Widerspruch, Frau von der Leyen

Bundesverteidigungsministerin Ursula von der Leyen - © Freud
Bundesverteidigungsministerin Ursula von der Leyen – © Freud

#714 Ursula von der Leyen fordert gemeinsame, europäische Streitkräfte. Diese Idee ist abzulehnen.

Schon Henry Kissinger beklagte weiland in den 1970ern, daß Europa „keine Telefonnummer“ habe, also nicht eben jenen einen Entscheidern – sondern eine Vielzahl von Entscheider. Das hat ja auch sein gutes, in vielerlei Hinsicht – aber eben nicht in jeder.

Bis heute gibt es keine europäische Außen- und Sicherheitspolitik. Das mag zum einen daran liegen, daß es in der EU eine ungesunde Tendenz gibt, politische Fliegengewichte wie einst Catherine Ashton (jemals etwas von ihr gehört – in dem Sinne, daß sie ihre Arbeit gemacht hätte?) oder jüngst Federica Mogherini.

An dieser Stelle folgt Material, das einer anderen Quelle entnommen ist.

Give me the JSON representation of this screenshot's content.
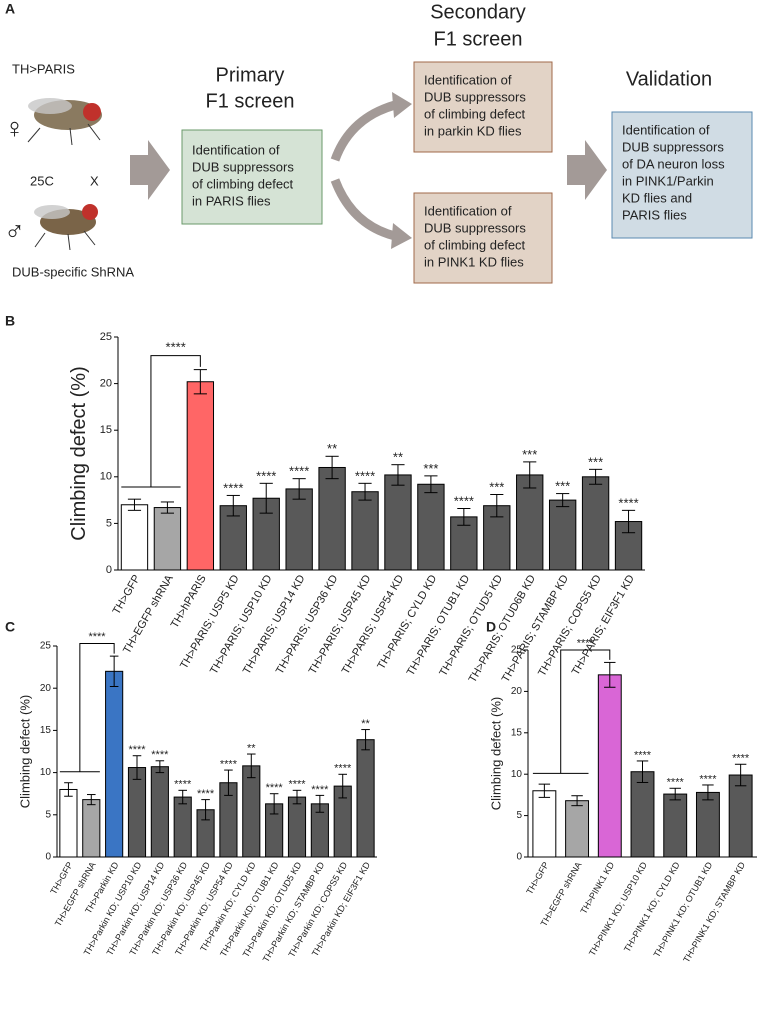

Sie promovierte in Rom mit einem Thema über Politik und Religion im Islam.

Wer solche Politiker zu „EU-Außenbeauftragten“ ernennt, muß sich nicht wirklich wundern, wenn das amerikanische State Department und andere echte global player darüber nur schmunzeln können. Es fehlt in der EU jedenfalls das Personal, mit dem man derlei machen könnte – nicht in dem Sinne, daß man keines hätte, aber in dem Sinne, daß diese Leute lieber nach anderen Aufgaben greifen als nach dem des EU-Außenbeauftragten, der in keinem Geschichtsbuch auch nur eine Fußnote an Bedeutung erlangt hat.

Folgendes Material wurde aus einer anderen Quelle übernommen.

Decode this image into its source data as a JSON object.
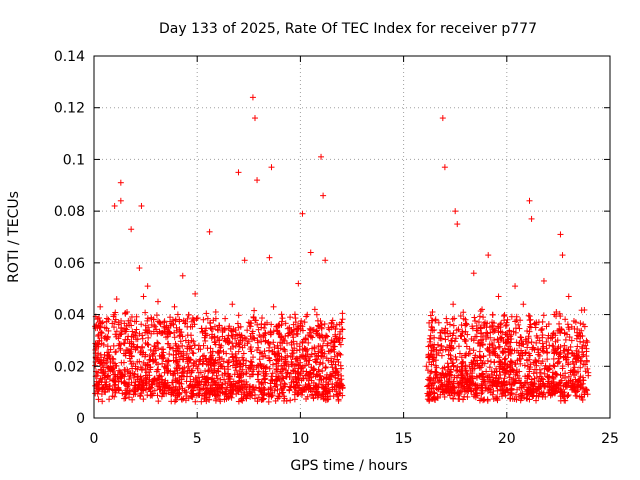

Ein weiteres kommt hinzu. Als die Welt dazu ansetzte, Hussein von der Macht zu vertreiben, die er zum Menschenschlachten mißbrauchte, wußte der damalige Kanzler Schröder nichts besseres, als gemeinsam mit dem seinerzeitigen französischen Präsidenten Jaques Chirac, nicht mitzumachen. Die Staaten insbesondere Osteuropas, die noch wenige Jahre zuvor hinter dem Eisernen Vorhang das beklagenswerte Schicksal von Vasallen und Satrapen von Moskaus Gnade zu fristen hatten, wehrten sich gegen diese Bevormundung, indem sie dem amerikanischen Präsidenten einen Brief schrieben, in dem sie mitteilten, daß Schröder und Chirac nicht für sie sprächen. Das nahm der französische Präsident zum Anlaß, den tschechischen oder polnischen Regierungschefs zu raten, „das Maul zu halten“. Glauben Sie’s nicht? Glauben Sie’s. Die Folge? Hussein wußte, daß da welche nicht mitmachen wollten. Hussein und seine Camarilla. Die Folge war die Notwendigkeit, diesen Krieg zu führen, wenn man Saddam an weiteren Verbrechen hindern wollte. Vielleicht hätte Husseins Umgebung ihn abgesetzt, wenn man einer geschlossenen westlichen Welt gegenübergestanden wäre, aber da war es Chirac und Schröder wohl wichtiger, sich gegenüber den nunmehr freien Europäern als primi inter pares aufzuplustern.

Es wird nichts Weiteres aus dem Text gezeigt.